The legal battle about the constitutionality of the Affordable Care Act, which is commonly called “Obamacare,” has reached the Supreme Court. An article in the Washington Post by Robert Barnes leads with the Obama administration telling the Supreme Court, “Congress was ‘well within’ its constitutional powers when it decided that the way to resolve a crisis in health-care costs and coverage was to mandate that Americans obtain insurance or pay a fine…” Lower courts have been just about evenly “…split on whether the Constitution gives Congress the power to require individuals to buy something they may not necessarily want.” Two judges wrote, “We are unable to conceive of any product whose purchase Congress could not mandate…” if the individual mandate is ruled constitutional.
There are many who do not believe the Supreme Court will actually rule on that issue at this time of high political drama, and the Obama administration is maneuvering separately to disarm some of the arguments against the law. Robert J. Samuelson wrote in the Washington Post that Health and Human Services secretary Kathleen Sebilius is doing what she can to make Obamacare disappear as a liability for the President. She has decided to delegate the final decision on defining “essential health benefits” for minimum health insurance coverage to the states. That decision is crucial to answering the question of how 35 million Americans who are currently uninsured will receive subsidized health insurance by 2016. Millions more who receive coverage in individual and small group insurance markets also will be affected.
Sebelius has disarmed the criticism that Obamacare imposes “one-size-fits-all” by requiring each state to define “essential health benefits.” However, the question of how broad the coverage that is required has been scattered to 51 debates. The two goals will obviously be broad and affordable coverage, and those two goals are in direct conflict. Broader coverage will increase the cost to government to pay for the subsidies. Many expect that employers could begin to freeze raises and cost of living increases to cover their costs for the new health insurance benefits that will be required.
The states apparently can base their decision on ten existing plans. “The choices include, for example, ‘the largest plan by enrollment in any of the three largest small group insurance products in the state’s small market group’.” I have no idea what that means but hopefully the 51 states have a better understanding of that and the other nine possibilities.
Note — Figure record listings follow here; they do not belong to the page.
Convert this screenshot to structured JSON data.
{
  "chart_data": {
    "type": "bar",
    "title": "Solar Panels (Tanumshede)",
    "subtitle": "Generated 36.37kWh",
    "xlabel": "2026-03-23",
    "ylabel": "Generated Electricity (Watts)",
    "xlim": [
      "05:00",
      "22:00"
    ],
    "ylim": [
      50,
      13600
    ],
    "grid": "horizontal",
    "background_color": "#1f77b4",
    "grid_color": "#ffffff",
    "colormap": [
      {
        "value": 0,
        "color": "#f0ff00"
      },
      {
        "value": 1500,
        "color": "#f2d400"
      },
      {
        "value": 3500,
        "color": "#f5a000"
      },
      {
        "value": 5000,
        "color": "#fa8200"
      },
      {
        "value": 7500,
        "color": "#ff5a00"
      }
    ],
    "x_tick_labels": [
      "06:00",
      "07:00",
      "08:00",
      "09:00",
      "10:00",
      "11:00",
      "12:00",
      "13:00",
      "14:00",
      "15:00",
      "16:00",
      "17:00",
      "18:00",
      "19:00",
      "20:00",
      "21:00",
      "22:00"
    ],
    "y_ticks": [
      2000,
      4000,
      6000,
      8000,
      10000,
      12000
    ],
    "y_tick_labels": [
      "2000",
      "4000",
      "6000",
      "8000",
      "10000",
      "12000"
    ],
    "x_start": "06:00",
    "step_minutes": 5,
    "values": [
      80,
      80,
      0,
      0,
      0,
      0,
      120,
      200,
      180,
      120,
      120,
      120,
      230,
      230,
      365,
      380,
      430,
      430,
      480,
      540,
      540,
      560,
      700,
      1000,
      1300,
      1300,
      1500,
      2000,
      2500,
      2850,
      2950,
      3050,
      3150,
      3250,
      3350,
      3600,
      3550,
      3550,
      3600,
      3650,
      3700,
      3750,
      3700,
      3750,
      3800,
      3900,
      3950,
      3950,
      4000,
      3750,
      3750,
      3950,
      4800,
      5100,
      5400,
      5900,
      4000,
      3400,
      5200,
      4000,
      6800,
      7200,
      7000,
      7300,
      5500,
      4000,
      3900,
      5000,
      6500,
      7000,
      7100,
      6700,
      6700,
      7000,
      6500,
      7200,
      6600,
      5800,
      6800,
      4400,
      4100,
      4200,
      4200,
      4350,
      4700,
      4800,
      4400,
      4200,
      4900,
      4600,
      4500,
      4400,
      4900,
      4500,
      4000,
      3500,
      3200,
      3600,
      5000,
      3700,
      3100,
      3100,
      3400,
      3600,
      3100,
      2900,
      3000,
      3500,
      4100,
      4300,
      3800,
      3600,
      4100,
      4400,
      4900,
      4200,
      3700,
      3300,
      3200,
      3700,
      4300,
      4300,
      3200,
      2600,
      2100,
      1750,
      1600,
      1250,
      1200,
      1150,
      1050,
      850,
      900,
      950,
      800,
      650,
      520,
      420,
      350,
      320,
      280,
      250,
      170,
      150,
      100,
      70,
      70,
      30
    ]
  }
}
The “good news” is that states that can’t figure out what to do can be granted waivers beginning in 2017, and perhaps that would be the best approach.
The best article I’ve read to try to understand this issue is titled “Dissecting the Health Care Case, Election-year debate makes this term a mirror of the New Deal era” by Mark Walsh. I suggest you clink on the link to this article and read the second page. My quick summary is that the Court might (or is likely to) rule that the current challenge is premature. “Under this view, the law’s individual mandate may not be challenged until individuals who refuse to buy health insurance have to pay a penalty.” One Court of Appeals threw out a challenge to the health care law on that basis. The Supreme Court did not take up that ruling, but “…it did accept the Obama administration’s suggestion to consider the Anti-Injunction Act issue.” The issue will be argued for one hour on March 26.
There are strong opinions on both sides of the issues, and I believe the key is whether Congress can mandate that individuals must buy something. However, as the article describes, there are politics involved beyond what is constitutional. The Supreme Court ruled some of Franklin Delano Roosevelt’s New Deal laws unconstitutional. My personal favorite was a ruling in Schechter Poultry Corp v. United States in which the Court ruled that (simplistically) the poultry processor had not intentionally sold unhealthy chickens. However, the Court began to uphold his programs in 1937 to stave off FDR’s court packing plan to gain friendly rulings.
I believe the best thing government can do is to get out of the way, and laws that sound as if they are based on good intentions are generally destructive. Obamacare has already distracted the country from the most important issue, and that is how to create a better economy that will employ more people. I also believe the law has already been detrimental in discouraging entrepreneurs from having the courage to launch new businesses. I know I would question my sanity if I decided to begin a new business with the uncertainty of both Obamacare and Dodd-Frank standing ready to crush it with both costs and bureaucracy.
Back to the likely outcome of the Supreme Court and Obamacare, Professor Lucas A. Powe Jr., a Supreme Court historian, writes, “I cannot imagine that John Roberts intends to go down in history as the chief justice who struck down one of the most significant statues in American history.” My prediction is that the Supreme Court will avoid such a contentious ruling by accepting that the current challenges are premature. The Anti-Injunction Act requires that a challenge is not allowed until “…individuals who refuse to buy the health insurance have to pay a penalty.”
What does all of this mean? Elections matter and the American people elected a President and dominantly Liberal Congress based on anger and fear in 2008. Laws that were intended to “protect and serve” were passed and signed, and now we must deal with the consequences.